Unicron is the eternal arch nemesis of his twin brother, Primus. He is the overarching boss of Megatron and his Decepticons. And he is also the Chaos Bringer, the Lord of Chaos, and the Planet Eater.
Before the dawn of time, Order and Chaos existed within an extra-dimensional entity known as The One. To explore the fledgling universe, he created the astral being known as Unicron, and then subdivided him, creating his twin, Primus. Both brothers were multiversal singularities, unique in all realities, but whereas Unicron could only exist in one universe at a time, moving between them at will, Primus existed simultaneously in all realities at once. It is suggested, in fact, that the two brothers embody the basic concepts of reality—good and evil, order and chaos, light and darkness, life and death, creation and destruction—and that their continued existence is necessary for the stability of the multiverse.

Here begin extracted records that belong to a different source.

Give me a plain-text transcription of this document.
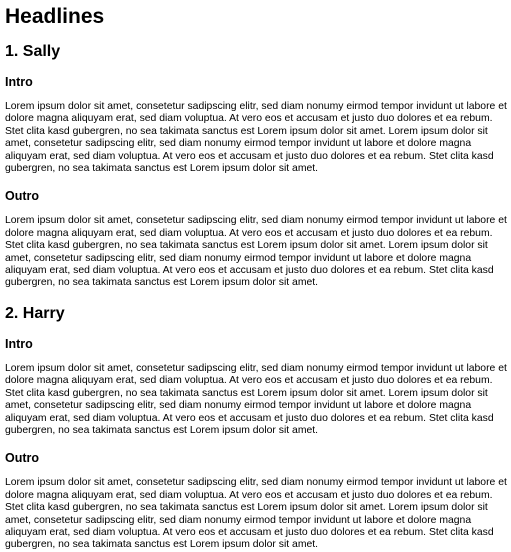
Headlines
1. Sally
Intro

Lorem ipsum dolor sit amet, consetetur sadipscing elitr, sed diam nonumy eirmod tempor invidunt ut labore et dolore magna aliquyam erat, sed diam voluptua. At vero eos et accusam et justo duo dolores et ea rebum. Stet clita kasd gubergren, no sea takimata sanctus est Lorem ipsum dolor sit amet. Lorem ipsum dolor sit amet, consetetur sadipscing elitr, sed diam nonumy eirmod tempor invidunt ut labore et dolore magna aliquyam erat, sed diam voluptua. At vero eos et accusam et justo duo dolores et ea rebum. Stet clita kasd gubergren, no sea takimata sanctus est Lorem ipsum dolor sit amet.

Outro

Lorem ipsum dolor sit amet, consetetur sadipscing elitr, sed diam nonumy eirmod tempor invidunt ut labore et dolore magna aliquyam erat, sed diam voluptua. At vero eos et accusam et justo duo dolores et ea rebum. Stet clita kasd gubergren, no sea takimata sanctus est Lorem ipsum dolor sit amet. Lorem ipsum dolor sit amet, consetetur sadipscing elitr, sed diam nonumy eirmod tempor invidunt ut labore et dolore magna aliquyam erat, sed diam voluptua. At vero eos et accusam et justo duo dolores et ea rebum. Stet clita kasd gubergren, no sea takimata sanctus est Lorem ipsum dolor sit amet.

2. Harry
Intro

Lorem ipsum dolor sit amet, consetetur sadipscing elitr, sed diam nonumy eirmod tempor invidunt ut labore et dolore magna aliquyam erat, sed diam voluptua. At vero eos et accusam et justo duo dolores et ea rebum. Stet clita kasd gubergren, no sea takimata sanctus est Lorem ipsum dolor sit amet. Lorem ipsum dolor sit amet, consetetur sadipscing elitr, sed diam nonumy eirmod tempor invidunt ut labore et dolore magna aliquyam erat, sed diam voluptua. At vero eos et accusam et justo duo dolores et ea rebum. Stet clita kasd gubergren, no sea takimata sanctus est Lorem ipsum dolor sit amet.

Outro

Lorem ipsum dolor sit amet, consetetur sadipscing elitr, sed diam nonumy eirmod tempor invidunt ut labore et dolore magna aliquyam erat, sed diam voluptua. At vero eos et accusam et justo duo dolores et ea rebum. Stet clita kasd gubergren, no sea takimata sanctus est Lorem ipsum dolor sit amet. Lorem ipsum dolor sit amet, consetetur sadipscing elitr, sed diam nonumy eirmod tempor invidunt ut labore et dolore magna aliquyam erat, sed diam voluptua. At vero eos et accusam et justo duo dolores et ea rebum. Stet clita kasd gubergren, no sea takimata sanctus est Lorem ipsum dolor sit amet.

As Unicron and Primus went about their appointed task, venturing through the cosmos, it became apparent to Primus that Unicron was a corrupt being, and he took it upon himself to stop the threat posed to all of existence by his sibling. In combat, Primus was no match for Unicron. In cunning, however, he proved himself to be his brother's superior when he shifted their battle to the astral plane, and then back to the physical world once more, only to have both their essences manifest within metallic planetoids, leaving them both trapped. It was with this act of sacrifice that Primus hoped to contain Unicron's evil forever. Unfortunately for him, over time, Unicron learned to psionically shape his prison into a giant metallic planet, and Primus followed suit, becoming the mechanical world of Cybertron. When Unicron then learned to transform his planetary form even further, into a gigantic robot form, Primus adapted the idea to suit his own ends, creating a group of thirteen robots that possessed the ability to change shape, like Unicron.
The war between Unicron and Primus came to its seeming end during a climactic battle in which one of the Thirteen, who would forever afterwards be known as The Fallen, betrayed Primus and became an acolyte of Unicron. The battle ended when the Fallen and Unicron were sucked into a black hole and disappeared from reality. With Unicron gone for now, Primus entered an eons-long slumber, his self-imposed sleep preventing Unicron from detecting him through the mental link the brothers shared.
The Primus/Unicron backstory has evolved and been rewritten a good number of times since it first originated in the Marvel Comics series. The version recounted above is the current iteration, which has slowly solidified across a wide swath of media. Before the Primus/Unicron mythos reached its present form it went through several distinct versions in the Marvel Generation 1 comics and elsewhere.
The first time the Primus/Unicron backstory appeared was in the UK comic continuity, from Unicron himself, in the story "The Legacy of Unicron!", when he recounted it to Death's Head. Per Unicron's telling of events, he was a primal force of evil at the dawn of the universe, who led a legion of Dark Gods against his mortal foe, Primus, Lord of the Light Gods. Events proceeded to play out basically as described above, though the role of the Light and Dark Gods would diminish with each subsequent retelling of the story, until the current version, in which Primus and Unicron are alone, and have a unique origin.
The second time the story was told was in the United States book by the Keeper, an ancient mechanoid who guarded Primus's head at the center of Cybertron. This telling is effectively the same as the previous UK story, but mentions that their battle was towards the end of the era of gods, that Primus and Unicron were the last of their respective pantheons, and Primus had to defeat Unicron before he could take his place with the other gods in the "Omniversal Matrix".
The third time the story was told was also in the United States Marvel series, this time by Primus, when he gathered all his children together to prepare for Unicron's coming. It was with this telling that we learned that Unicron predated the current universe, and had destroyed the previous universe which existed before the current one. He had slept peacefully, alone in the void of un-creation that remained, until fragments of the old universe that he had overlooked reacted, causing the Big Bang and birthing the current universe. The "sentient core" of this new universe recognized the threat that Unicron posed, and so created Primus to counter his evil and be guardian of the new creation.
The first modern retelling of the origins of Primus and Unicron did not come from Generation 1-oriented media, but from a set of Armada trading cards released by Fleer. It was the backstory printed on Unicron's card which introduced the concept of the two being brothers created to explore the new universe by an extra-dimensional entity, here named the "Allspark".
This was subsequently expanded on and combined with aspects of the various Marvel Comics stories in Transformers: The Ultimate Guide', published by Dorling Kindersley and written by Simon Furman, who had written all three prior tellings in the first place. Here, the entity Fleer had called the "Allspark" was redubbed "The One", and the modern iteration of the myth detailed above was firmly established, and went on to form the backbone of subsequent fiction such as Universe and Fun Publication Cybertron comics.
And he is known to be the source of Dark Energon which can revive the dead as a zombie Terrorcon which could be where the Decepticon sub faction the Terrorcons got their name from.
And he is reprised by Mark Acheson as a tribute to Orson Welles in the English dub and Katsumi Cho in the Japanese dub.